Bachelor Chow


Flavor? I love flavor!

If I could have access to only one of the zany inventions from Futurama, I know exactly which one I’d pick. I’d forego the spaceships and jetpacks and and Lucy Liu robots and go straight for the Bachelor Chow, which is basically just cheap, generic, no-preparation food for slobbish lazy guys who live alone. That shit would change my life.

Sure, we’ve got Top Ramen and microwave dinners and other stuff that serves the same general purpose, but it lacks the bluntness. Bachelor food today still tries to hide its real purpose behind careful labeling, which makes it infinitely more depressing to buy.

Like “family size” frozen dinners – seriously, Stouffer’s? You know from your marketing data and I know from experience that the people buying your “family sized” frozen mac and cheese aren’t busy parents on the go who need a quick meal to feed their family – they’re just lazy single guys who are particularly hungry that night.

Or how they’ve started putting twice as many M&Ms in one bag and calling it “sharing size,” which is just bullshit. Nobody shares sharing size M&Ms; they just scurry off alone and gobble down two servings of M&Ms like Gollum. Calling it “sharing size” doesn’t do anything but create an awkward situation with the cashier. “Yeah, I know that this is two peoples’ worth of M&Ms. My friend is waiting for me at my apartment, and we’re going to share them when I get there, I promise.”

If Bachelor Chow were a real thing, there wouldn’t be any of that embarrassment at checkout, because Bachelor Chow doesn’t try to hide what it really is. “Why yes, I am buying Bachelor Chow. Well, since you ask, I’m buying it because I’m a bachelor and I want something cheap and plentiful that I can use to stave off hunger a couple times a day without having to take time out of my busy schedule to turn on the stove.”

When I was growing up I never would have imagined that I would one day have this attitude. As a child, eating was a really exciting experience because my mother was and is the best cook in the world, which meant that every meal was some new and exotic culinary adventure – or it was just burritos, but that was okay with me too because burritos are awesome. 

Now that I have to plan and prepare my own meals, eating is pretty much just a chore. I don’t have enough foresight and maturity to give any thought to what I might want to eat until I’m actually hungry, at which point I briefly survey my food supplies, choose the meal that I can prepare the fastest, and eat it in my room in front of my computer.

There are usually three things on the menu at my apartment:

Sometimes I cook up some Ralph’s brand macaroni* with Paul Newman red sauce (and a generous squirt of Sriracha). This is tasty, but it’s my least preferred option because, since I was raised by a pair of insurance professionals, I am physically incapable of leaving the kitchen while the stove is on. For that reason, cooking pasta means I have to spend 15 to 20 minutes of my long, rambling, unstructured day standing in the kitchen making sure the apartment doesn’t burn down, which is more responsibility than I want to have. 

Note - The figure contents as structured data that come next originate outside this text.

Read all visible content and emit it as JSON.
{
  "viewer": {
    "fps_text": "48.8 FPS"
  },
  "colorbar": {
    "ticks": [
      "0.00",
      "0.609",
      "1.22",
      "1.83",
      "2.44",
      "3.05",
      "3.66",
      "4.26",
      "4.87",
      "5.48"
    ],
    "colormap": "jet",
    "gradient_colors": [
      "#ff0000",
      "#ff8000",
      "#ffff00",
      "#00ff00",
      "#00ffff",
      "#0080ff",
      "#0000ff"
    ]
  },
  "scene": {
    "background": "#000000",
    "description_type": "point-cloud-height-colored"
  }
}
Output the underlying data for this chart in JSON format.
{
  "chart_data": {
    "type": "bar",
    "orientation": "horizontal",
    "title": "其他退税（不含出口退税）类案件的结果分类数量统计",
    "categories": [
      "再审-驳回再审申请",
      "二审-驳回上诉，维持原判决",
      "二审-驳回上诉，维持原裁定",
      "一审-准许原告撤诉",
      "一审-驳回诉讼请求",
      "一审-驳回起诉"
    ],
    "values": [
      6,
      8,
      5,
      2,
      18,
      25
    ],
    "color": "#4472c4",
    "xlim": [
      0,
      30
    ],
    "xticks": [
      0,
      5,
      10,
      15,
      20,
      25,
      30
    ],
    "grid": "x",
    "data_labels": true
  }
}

*When buying dry pasta I only buy either macaroni or penne, purely because bite sized pasta is less work to eat. The More You Know!

More often I make some white rice with steamed frozen vegetables, which I eat with soy sauce (and a generous squirt of Sriracha). The main advantage to this meal is that once I get everything set up in my rice cooker I just hit ‘cook’ and walk the hell away until dinner is ready half an hour later. The downside is that I eat this meal so often that I get pretty sick of it. Usually that doesn’t stop me from making it, because I’d rather eat the same meal for a fifth time in the row than spend 20 minutes making pasta.

Most of the time I wind up eating three pieces of whole wheat bread with peanut butter spread on them. I was writing a script on a deadline earlier this year, and for those three months I’d say this was pretty much the only meal I ate, because I could prepare it lightning quick and always count on it to keep me filled up.  

To be fair, calling it a “meal” is a little bit of an overstatement – it’s really just a ritual I perform when I want to stop being hungry for a few hours. I’ve eaten so many pieces of Orowheat with Jif on them that I can’t even taste it anymore. Honestly, it doesn’t even count as “eating” – it’s just desperate, grudging, consumption to keep starvation at bay.

I really do love food, and believe it or not I also enjoy cooking. But when I was growing up, food and cooking were always social activities – for a long time I did my homework at the kitchen table while my Mom cooked, and we ate dinner together as a family every night. (Occasionally we’d watch TV during dinner, but only for special occasions, like when Ken Jennings was on Jeopardy!)

For me, the people you’re eating with are as important to the meal as the food itself. Right now, I’m at a place in my life where I eat most of my meals alone, so I don’t really see the point in pulling out all the stops to prepare an extravagant meal when I’m going to be the only one enjoying it. Why spend an hour making a casserole for one when I’d be just as happy stuffing my face with peanut butter or pasta or steamed broccoli in half the time? 

If only Bachelor Chow existed, I wouldn't even have to choose between peanut butter, pasta, or steamed broccoli. A man can dream, can't he? 

Truman Capps has already had several people tell him to get a crockpot.